I'm not saying you can't intentionally brickwall a sound to give it a lo-fi effect. That's a different thing than it being on the master channel, which never sounds good to me, unless we're talking about noise music, which is a different beast entirely.

eversonpoe
06-27-2013, 05:10 PM
i guess the difference is manipulation vs. destruction? when something clips (and i'm talking about the master track of a final mix), you're destroying part of it because it's just...gone. that seems very different to me than using lo-fi effects to achieve a certain manipulated sound.

i'll actually give you an example of where i think something that almost sounds like clipping (but isn't) sounds good: james plotkin's atomsmasher/phantomsmasher, where he is actually credited in the liner notes with "waveform manipulation" and it sounds completely insane. he fucks up the audio completely, but i guarantee you that the master track stereo mix does not clip.

http://www.youtube.com/watch?v=b18yZOzNlFs

screwdriver
06-27-2013, 05:16 PM
You thought the clipping audio on Death Magnetic "sounded good?" Are you sure you just didn't like the music despite it?

I'm not saying you can't intentionally brickwall a sound to give it a lo-fi effect.

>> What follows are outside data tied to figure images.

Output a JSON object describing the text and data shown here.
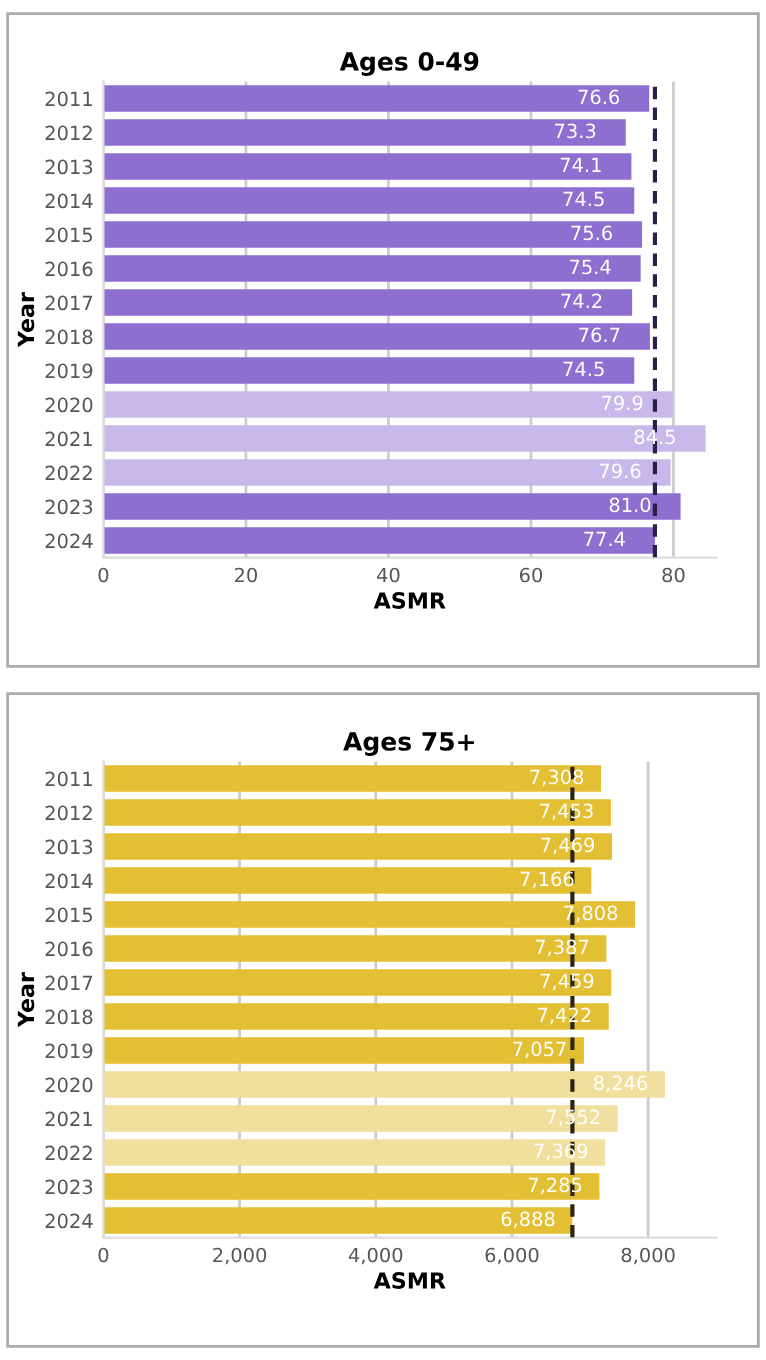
{
  "chart_data": [
    {
      "type": "bar",
      "orientation": "horizontal",
      "title": "Ages 0-49",
      "xlabel": "ASMR",
      "ylabel": "Year",
      "categories": [
        "2011",
        "2012",
        "2013",
        "2014",
        "2015",
        "2016",
        "2017",
        "2018",
        "2019",
        "2020",
        "2021",
        "2022",
        "2023",
        "2024"
      ],
      "values": [
        76.6,
        73.3,
        74.1,
        74.5,
        75.6,
        75.4,
        74.2,
        76.7,
        74.5,
        79.9,
        84.5,
        79.6,
        81.0,
        77.4
      ],
      "value_labels": [
        "76.6",
        "73.3",
        "74.1",
        "74.5",
        "75.6",
        "75.4",
        "74.2",
        "76.7",
        "74.5",
        "79.9",
        "84.5",
        "79.6",
        "81.0",
        "77.4"
      ],
      "colors": [
        "#8e6fd0",
        "#8e6fd0",
        "#8e6fd0",
        "#8e6fd0",
        "#8e6fd0",
        "#8e6fd0",
        "#8e6fd0",
        "#8e6fd0",
        "#8e6fd0",
        "#c9b8ea",
        "#c9b8ea",
        "#c9b8ea",
        "#8e6fd0",
        "#8e6fd0"
      ],
      "xlim": [
        0,
        86
      ],
      "xticks": [
        0,
        20,
        40,
        60,
        80
      ],
      "grid": "x",
      "ref_lines": [
        {
          "axis": "x",
          "value": 77.4,
          "color": "#2a1f4a",
          "line_style": "dashed"
        }
      ]
    },
    {
      "type": "bar",
      "orientation": "horizontal",
      "title": "Ages 75+",
      "xlabel": "ASMR",
      "ylabel": "Year",
      "categories": [
        "2011",
        "2012",
        "2013",
        "2014",
        "2015",
        "2016",
        "2017",
        "2018",
        "2019",
        "2020",
        "2021",
        "2022",
        "2023",
        "2024"
      ],
      "values": [
        7308,
        7453,
        7469,
        7166,
        7808,
        7387,
        7459,
        7422,
        7057,
        8246,
        7552,
        7369,
        7285,
        6888
      ],
      "value_labels": [
        "7,308",
        "7,453",
        "7,469",
        "7,166",
        "7,808",
        "7,387",
        "7,459",
        "7,422",
        "7,057",
        "8,246",
        "7,552",
        "7,369",
        "7,285",
        "6,888"
      ],
      "colors": [
        "#e3bf33",
        "#e3bf33",
        "#e3bf33",
        "#e3bf33",
        "#e3bf33",
        "#e3bf33",
        "#e3bf33",
        "#e3bf33",
        "#e3bf33",
        "#f1df9d",
        "#f1df9d",
        "#f1df9d",
        "#e3bf33",
        "#e3bf33"
      ],
      "xlim": [
        0,
        9000
      ],
      "xticks": [
        {
          "value": 0,
          "label": "0"
        },
        {
          "value": 2000,
          "label": "2,000"
        },
        {
          "value": 4000,
          "label": "4,000"
        },
        {
          "value": 6000,
          "label": "6,000"
        },
        {
          "value": 8000,
          "label": "8,000"
        }
      ],
      "grid": "x",
      "ref_lines": [
        {
          "axis": "x",
          "value": 6888,
          "color": "#2a2410",
          "line_style": "dashed"
        }
      ]
    }
  ]
}
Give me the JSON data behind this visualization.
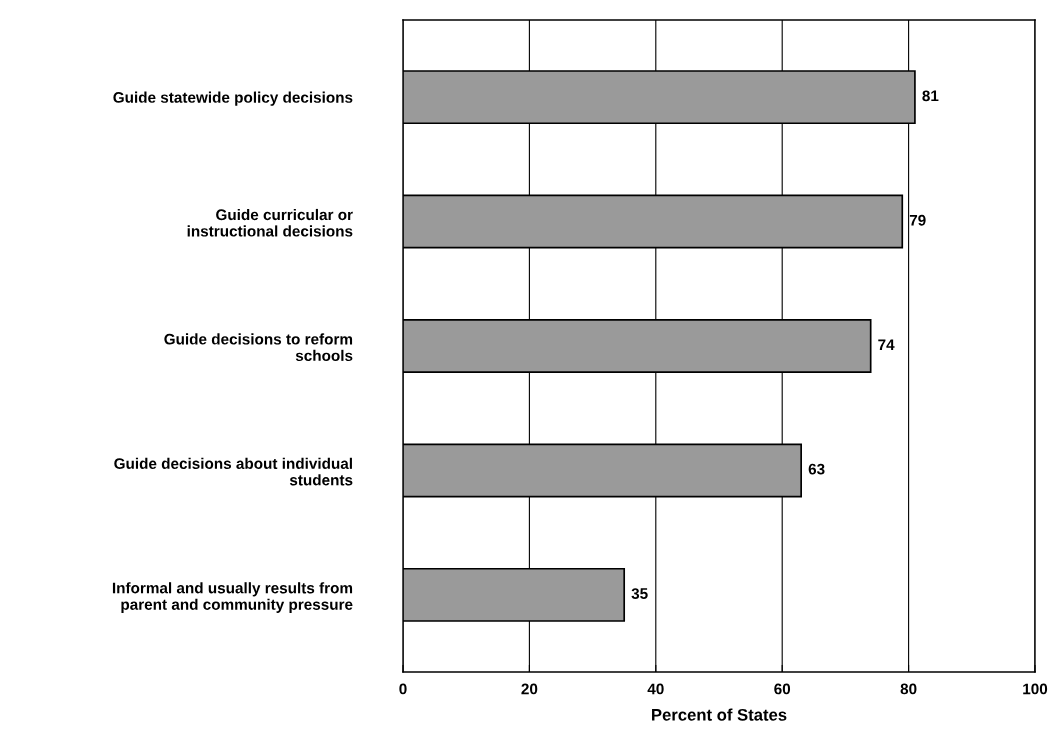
{
  "chart_data": {
    "type": "bar",
    "orientation": "horizontal",
    "xlabel": "Percent of States",
    "categories": [
      "Guide statewide policy decisions",
      "Guide curricular or\ninstructional decisions",
      "Guide decisions to reform\nschools",
      "Guide decisions about individual\nstudents",
      "Informal and usually results from\nparent and community pressure"
    ],
    "values": [
      81,
      79,
      74,
      63,
      35
    ],
    "color": "#9a9a9a",
    "data_labels": true,
    "xlim": [
      0,
      100
    ],
    "xticks": [
      0,
      20,
      40,
      60,
      80,
      100
    ],
    "grid": "x"
  }
}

That's a different thing than it being on the master channel, which never sounds good to me, unless we're talking about noise music, which is a different beast entirely.

yeah, I actually thought it sounded good. I liked the way the drums punched out and I think it was cool and unique. Do I want every album to sound like that? No. I like variety. I actually found the songs really boring when played live. but, you know, maybe my ears are backwards.

It just seems weird to me that you'll concede it can be a cool effect, but the whole song can't be an effect? You just don't have to like it. For example, I generally hate chorusing sounds, but I'd never say chorusing as an effect can't sound good and, to be honest, I'd be really interested to hear a mix that was chorused.

And then you concede that noise music can be different; I suppose that is some of what draws me towards these sounds. Or maybe I've ruined my ears listening to it too much. (Kidding, kind of.)